“One of the great thinkers in higher education”
Frank Newman, a visionary in the world of education who served as the president of the University of Rhode Island from 1974 to 1983, died Saturday, May 29 after a short illness. A resident of Jamestown, he was 77.
During his tenure at URI, Newman navigated the University through troubled times and reversed the tide of declining enrollment. He created the College of Human Science and Services, revamped the general education curriculum to emphasize global perspectives, launched the research vessel Endeavor, and recognized the importance of higher education in the lives of older students.
URI President Robert L. Carothers called Newman “one of the great thinkers in higher education” and “a man of immeasurable energy and amazing good will.”
Provost M. Beverly Swan, who worked closely with Newman during his presidency, said Newman “was known for his openness and for being unpretentious. He always had an optimistic eye on the future and had a wonderful sense of humor.”
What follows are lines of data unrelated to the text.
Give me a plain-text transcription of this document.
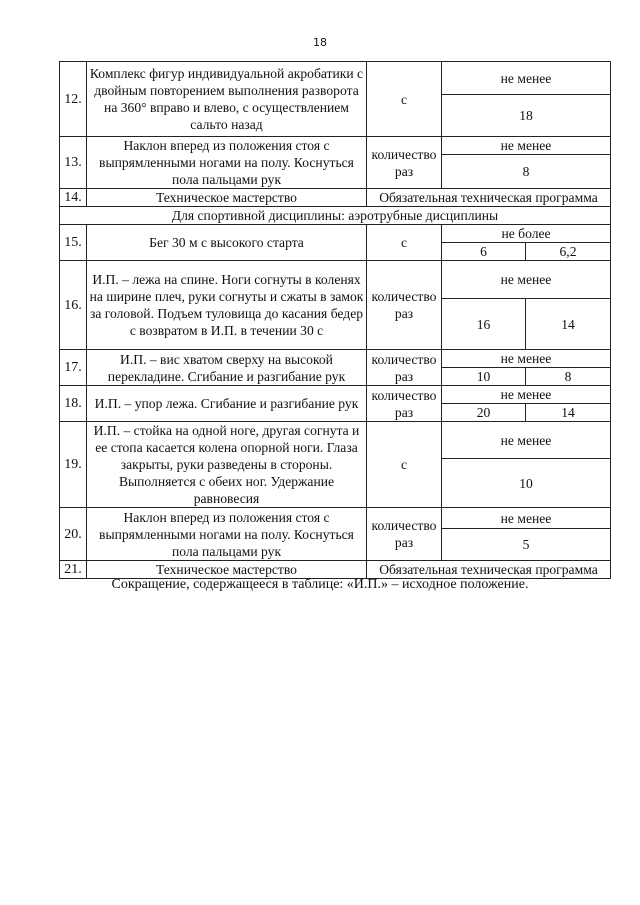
18
12.	Комплекс фигур индивидуальной акробатики с двойным повторением выполнения разворота на 360° вправо и влево, с осуществлением сальто назад	с	не менее	
			18	
13.	Наклон вперед из положения стоя с выпрямленными ногами на полу. Коснуться пола пальцами рук	количество раз	не менее	
			8	
14.	Техническое мастерство	Обязательная техническая программа		
Для спортивной дисциплины: аэротрубные дисциплины				
15.	Бег 30 м с высокого старта	с	не более	
			6	6,2
16.	И.П. – лежа на спине. Ноги согнуты в коленях на ширине плеч, руки согнуты и сжаты в замок за головой. Подъем туловища до касания бедер с возвратом в И.П. в течении 30 с	количество раз	не менее	
			16	14
17.	И.П. – вис хватом сверху на высокой перекладине. Сгибание и разгибание рук	количество раз	не менее	
			10	8
18.	И.П. – упор лежа. Сгибание и разгибание рук	количество раз	не менее	
			20	14
19.	И.П. – стойка на одной ноге, другая согнута и ее стопа касается колена опорной ноги. Глаза закрыты, руки разведены в стороны. Выполняется с обеих ног. Удержание равновесия	с	не менее	
			10	
20.	Наклон вперед из положения стоя с выпрямленными ногами на полу. Коснуться пола пальцами рук	количество раз	не менее	
			5	
21.	Техническое мастерство	Обязательная техническая программа		
Сокращение, содержащееся в таблице: «И.П.» – исходное положение.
Newman’s influence on education continued after he left URI. He was the lead author of the Newman Report, an influential document filled with innovative ideas that served as a national blueprint for federal legislation related to public education. He served as president of the Education Commission of the States, a non-profit, nonpartisan organization that helps governors, legislators and other state education leaders develop and implement policies that improve education.
Most recently he was director of the Futures Project, an education think tank funded by the Pew Charitable Trusts based at Brown University, where he was also visiting professor of public policy and sociology.
The University of Rhode Island honored its eighth president in 2002 by naming its renovated admissions building on 14 Upper College Road in his honor.